In the algorithm given above, we will then need to construct the biadjacency matrix of the graph with the additional vertices added. This is nothing but the result of stacking the input matrix on top of itself, which is straightforward to phrase in terms of the CSR data structures: Following Wikipedia's notation, COL_INDEX should just be repeated, and ROW_INDEX should be replaced with ROW_INDEX concatenated with a copy of ROW_INDEX in which all elements are increased by the final element of ROW_INDEX.

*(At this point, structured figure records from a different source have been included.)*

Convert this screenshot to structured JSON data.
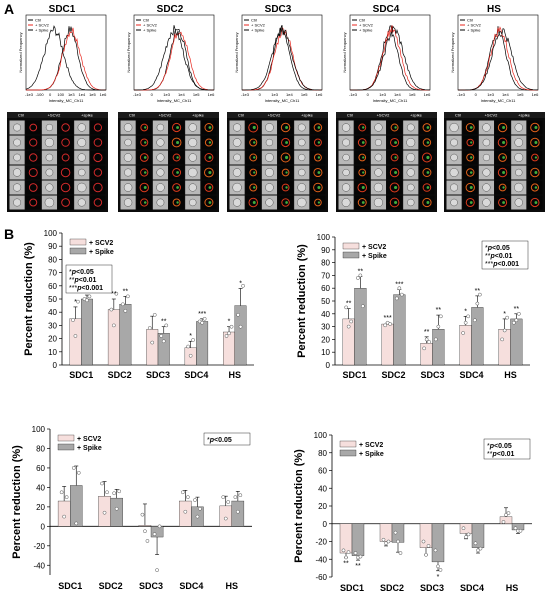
{
  "panel_a": {
    "label": "A",
    "histograms": [
      {
        "title": "SDC1",
        "ylabel": "Normalized Frequency",
        "xlabel": "Intensity_MC_Ch11",
        "ticks": [
          "-1e3",
          "-100",
          "0",
          "100",
          "1e3",
          "1e4",
          "1e5",
          "1e6"
        ],
        "legend": [
          "Ctrl",
          "+ SCV2",
          "+ Spike"
        ]
      },
      {
        "title": "SDC2",
        "ylabel": "Normalized Frequency",
        "xlabel": "Intensity_MC_Ch11",
        "ticks": [
          "-1e3",
          "0",
          "1e3",
          "1e4",
          "1e5",
          "1e6"
        ],
        "legend": [
          "Ctrl",
          "+ SCV2",
          "+ Spike"
        ]
      },
      {
        "title": "SDC3",
        "ylabel": "Normalized Frequency",
        "xlabel": "Intensity_MC_Ch11",
        "ticks": [
          "-1e3",
          "0",
          "1e3",
          "1e4",
          "1e5",
          "1e6"
        ],
        "legend": [
          "Ctrl",
          "+ SCV2",
          "+ Spike"
        ]
      },
      {
        "title": "SDC4",
        "ylabel": "Normalized Frequency",
        "xlabel": "Intensity_MC_Ch11",
        "ticks": [
          "-1e3",
          "0",
          "1e3",
          "1e4",
          "1e5",
          "1e6"
        ],
        "legend": [
          "Ctrl",
          "+ SCV2",
          "+ Spike"
        ]
      },
      {
        "title": "HS",
        "ylabel": "Normalized Frequency",
        "xlabel": "Intensity_MC_Ch11",
        "ticks": [
          "-1e3",
          "0",
          "1e3",
          "1e4",
          "1e5",
          "1e6"
        ],
        "legend": [
          "Ctrl",
          "+ SCV2",
          "+ Spike"
        ]
      }
    ],
    "micrographs": [
      {
        "headers": [
          "Ctrl",
          "+SCV2",
          "+spike"
        ]
      },
      {
        "headers": [
          "Ctrl",
          "+SCV2",
          "+spike"
        ]
      },
      {
        "headers": [
          "Ctrl",
          "+SCV2",
          "+spike"
        ]
      },
      {
        "headers": [
          "Ctrl",
          "+SCV2",
          "+spike"
        ]
      },
      {
        "headers": [
          "Ctrl",
          "+SCV2",
          "+spike"
        ]
      }
    ]
  },
  "panel_b_label": "B",
  "colors": {
    "scv2": "#f6dfdd",
    "spike": "#a8a8a8",
    "ctrl_line": "#000000",
    "scv2_line": "#e8251c",
    "spike_line": "#000000"
  },
  "chart_data": [
    {
      "type": "bar",
      "ylabel": "Percent reduction (%)",
      "categories": [
        "SDC1",
        "SDC2",
        "SDC3",
        "SDC4",
        "HS"
      ],
      "ylim": [
        0,
        100
      ],
      "yticks": [
        0,
        10,
        20,
        30,
        40,
        50,
        60,
        70,
        80,
        90,
        100
      ],
      "series": [
        {
          "name": "+ SCV2",
          "values": [
            35,
            42,
            27,
            13,
            25
          ],
          "errors": [
            9,
            8,
            10,
            5,
            4
          ]
        },
        {
          "name": "+ Spike",
          "values": [
            50,
            46,
            24,
            33,
            45
          ],
          "errors": [
            3,
            6,
            5,
            2,
            13
          ]
        }
      ],
      "points": [
        [
          [
            34,
            22,
            48
          ],
          [
            50,
            49,
            52
          ]
        ],
        [
          [
            42,
            30,
            54
          ],
          [
            46,
            41,
            52
          ]
        ],
        [
          [
            28,
            17,
            38
          ],
          [
            22,
            18,
            30
          ]
        ],
        [
          [
            14,
            7,
            19
          ],
          [
            33,
            32,
            35
          ]
        ],
        [
          [
            22,
            24,
            29
          ],
          [
            38,
            29,
            60
          ]
        ]
      ],
      "significance": [
        [
          "*",
          "***"
        ],
        [
          "**",
          "**"
        ],
        [
          "",
          "**"
        ],
        [
          "*",
          "***"
        ],
        [
          "*",
          "*"
        ]
      ],
      "legend": [
        "+ SCV2",
        "+ Spike"
      ],
      "legend_position": "top-left",
      "notes": [
        {
          "sig": "*",
          "p": "p",
          "op": "<0.05"
        },
        {
          "sig": "**",
          "p": "p",
          "op": "<0.01"
        },
        {
          "sig": "***",
          "p": "p",
          "op": "<0.001"
        }
      ]
    },
    {
      "type": "bar",
      "ylabel": "Percent reduction (%)",
      "categories": [
        "SDC1",
        "SDC2",
        "SDC3",
        "SDC4",
        "HS"
      ],
      "ylim": [
        0,
        100
      ],
      "yticks": [
        0,
        10,
        20,
        30,
        40,
        50,
        60,
        70,
        80,
        90,
        100
      ],
      "series": [
        {
          "name": "+ SCV2",
          "values": [
            36,
            32,
            17,
            31,
            28
          ],
          "errors": [
            8,
            1,
            5,
            7,
            8
          ]
        },
        {
          "name": "+ Spike",
          "values": [
            60,
            55,
            28,
            45,
            36
          ],
          "errors": [
            9,
            4,
            11,
            9,
            4
          ]
        }
      ],
      "points": [
        [
          [
            45,
            30,
            34
          ],
          [
            68,
            70,
            46
          ]
        ],
        [
          [
            31,
            33,
            32
          ],
          [
            52,
            60,
            55
          ]
        ],
        [
          [
            13,
            20,
            18
          ],
          [
            20,
            30,
            38
          ]
        ],
        [
          [
            25,
            33,
            38
          ],
          [
            35,
            48,
            55
          ]
        ],
        [
          [
            20,
            27,
            37
          ],
          [
            33,
            35,
            40
          ]
        ]
      ],
      "significance": [
        [
          "**",
          "**"
        ],
        [
          "***",
          "***"
        ],
        [
          "**",
          "**"
        ],
        [
          "*",
          "**"
        ],
        [
          "*",
          "**"
        ]
      ],
      "legend": [
        "+ SCV2",
        "+ Spike"
      ],
      "legend_position": "top-left",
      "notes": [
        {
          "sig": "*",
          "p": "p",
          "op": "<0.05"
        },
        {
          "sig": "**",
          "p": "p",
          "op": "<0.01"
        },
        {
          "sig": "***",
          "p": "p",
          "op": "<0.001"
        }
      ]
    },
    {
      "type": "bar",
      "ylabel": "Percent reduction (%)",
      "categories": [
        "SDC1",
        "SDC2",
        "SDC3",
        "SDC4",
        "HS"
      ],
      "ylim": [
        -50,
        100
      ],
      "yticks": [
        -40,
        -20,
        0,
        20,
        40,
        60,
        80,
        100
      ],
      "series": [
        {
          "name": "+ SCV2",
          "values": [
            26,
            31,
            1,
            26,
            21
          ],
          "errors": [
            15,
            15,
            22,
            11,
            10
          ]
        },
        {
          "name": "+ Spike",
          "values": [
            42,
            29,
            -11,
            20,
            26
          ],
          "errors": [
            20,
            9,
            18,
            10,
            10
          ]
        }
      ],
      "points": [
        [
          [
            35,
            10,
            30
          ],
          [
            60,
            3,
            55
          ]
        ],
        [
          [
            44,
            14,
            35
          ],
          [
            34,
            18,
            36
          ]
        ],
        [
          [
            12,
            -5,
            -15
          ],
          [
            -8,
            -45,
            0
          ]
        ],
        [
          [
            35,
            15,
            30
          ],
          [
            27,
            10,
            18
          ]
        ],
        [
          [
            30,
            8,
            25
          ],
          [
            30,
            15,
            32
          ]
        ]
      ],
      "significance": [
        [
          "",
          ""
        ],
        [
          "",
          ""
        ],
        [
          "",
          ""
        ],
        [
          "",
          ""
        ],
        [
          "",
          ""
        ]
      ],
      "legend": [
        "+ SCV2",
        "+ Spike"
      ],
      "legend_position": "top-left",
      "notes": [
        {
          "sig": "*",
          "p": "p",
          "op": "<0.05"
        }
      ]
    },
    {
      "type": "bar",
      "ylabel": "Percent reduction (%)",
      "categories": [
        "SDC1",
        "SDC2",
        "SDC3",
        "SDC4",
        "HS"
      ],
      "ylim": [
        -60,
        100
      ],
      "yticks": [
        -60,
        -40,
        -20,
        0,
        20,
        40,
        60,
        80,
        100
      ],
      "series": [
        {
          "name": "+ SCV2",
          "values": [
            -33,
            -20,
            -27,
            -11,
            8
          ],
          "errors": [
            5,
            5,
            8,
            6,
            10
          ]
        },
        {
          "name": "+ Spike",
          "values": [
            -36,
            -21,
            -43,
            -27,
            -7
          ],
          "errors": [
            5,
            11,
            10,
            6,
            4
          ]
        }
      ],
      "points": [
        [
          [
            -30,
            -38,
            -32
          ],
          [
            -33,
            -38,
            -37
          ]
        ],
        [
          [
            -18,
            -22,
            -20
          ],
          [
            -10,
            -20,
            -33
          ]
        ],
        [
          [
            -20,
            -35,
            -25
          ],
          [
            -30,
            -48,
            -52
          ]
        ],
        [
          [
            -5,
            -15,
            -12
          ],
          [
            -22,
            -30,
            -28
          ]
        ],
        [
          [
            2,
            10,
            12
          ],
          [
            -5,
            -8,
            -8
          ]
        ]
      ],
      "significance": [
        [
          "**",
          "**"
        ],
        [
          "",
          ""
        ],
        [
          "",
          "*"
        ],
        [
          "",
          ""
        ],
        [
          "",
          ""
        ]
      ],
      "legend": [
        "+ SCV2",
        "+ Spike"
      ],
      "legend_position": "top-left",
      "notes": [
        {
          "sig": "*",
          "p": "p",
          "op": "<0.05"
        },
        {
          "sig": "**",
          "p": "p",
          "op": "<0.01"
        }
      ]
    }
  ]
}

In SciPy, a complete implementation which answers yes or no to the problem in OP would look as follows:

import numpy as np
from scipy.sparse.csgraph import maximum_bipartite_matching

def reduce_to_max_matching(a):
    i, j = a.shape
    data = np.ones(a.nnz * 2, dtype=bool)
    indices = np.concatenate([a.indices, a.indices])
    indptr = np.concatenate([a.indptr, a.indptr[1:] + a.indptr[-1]])
    graph = csr_matrix((data, indices, indptr), shape=(2*i, j))
    return (maximum_bipartite_matching(graph) != -1).sum() == 2 * i

In the maximum flow approach given by @HeatherGuarnera's answer, we will need to set up the full adjacency matrix of the new graph. This is also relatively straightforward; the input matrix will appear as a certain submatrix of the adjacency matrix, and we need to add a row for the source vertex and a column for the target. The example section of the documentation for SciPy's max flow solver actually contains an illustration of what this looks like in practice. Adopting this, a complete solution looks as follows:

import numpy as np
from scipy.sparse.csgraph import maximum_flow

def reduce_to_max_flow(a):
    i, j = a.shape
    n = a.nnz
    data = np.concatenate([2*np.ones(i, dtype=int), np.ones(n + j, dtype=int)])
    indices = np.concatenate([np.arange(1, i + 1),
                              a.indices + i + 1,
                              np.repeat(i + j + 1, j)])
    indptr = np.concatenate([[0],
                             a.indptr + i,
                             np.arange(n + i + 1, n + i + j + 1),
                             [n + i + j]])
    graph = csr_matrix((data, indices, indptr), shape=(2+i+j, 2+i+j))
    flow = maximum_flow(graph, 0, graph.shape[0]-1)
    return flow.flow_value == 2*i

Let us compare the timings of the two approaches on a single example consisting of 40 planes and 100 pilots, on a graph whose edge density is 0.1:

from scipy.sparse import random
inp = random(40, 100, density=.1, format='csr', dtype=bool)
%timeit reduce_to_max_matching(inp)  # 191 µs ± 3.57 µs per loop
%timeit reduce_to_max_flow(inp)      # 1.29 ms ± 20.1 µs per loop

The matching-based approach is faster, but not by a crazy amount. On larger problems, we'll start to see the advantages of using matching instead; with 400 planes and 1000 pilots:

inp = random(400, 1000, density=.1, format='csr', dtype=bool)
%timeit reduce_to_max_matching(inp)  # 473 µs ± 5.52 µs per loop
%timeit reduce_to_max_flow(inp)      # 68.9 ms ± 555 µs per loop

Again, this exact comparison relies on the use of specific predefined solvers from SciPy and how those are implemented, but if nothing else, this hints that simpler is better.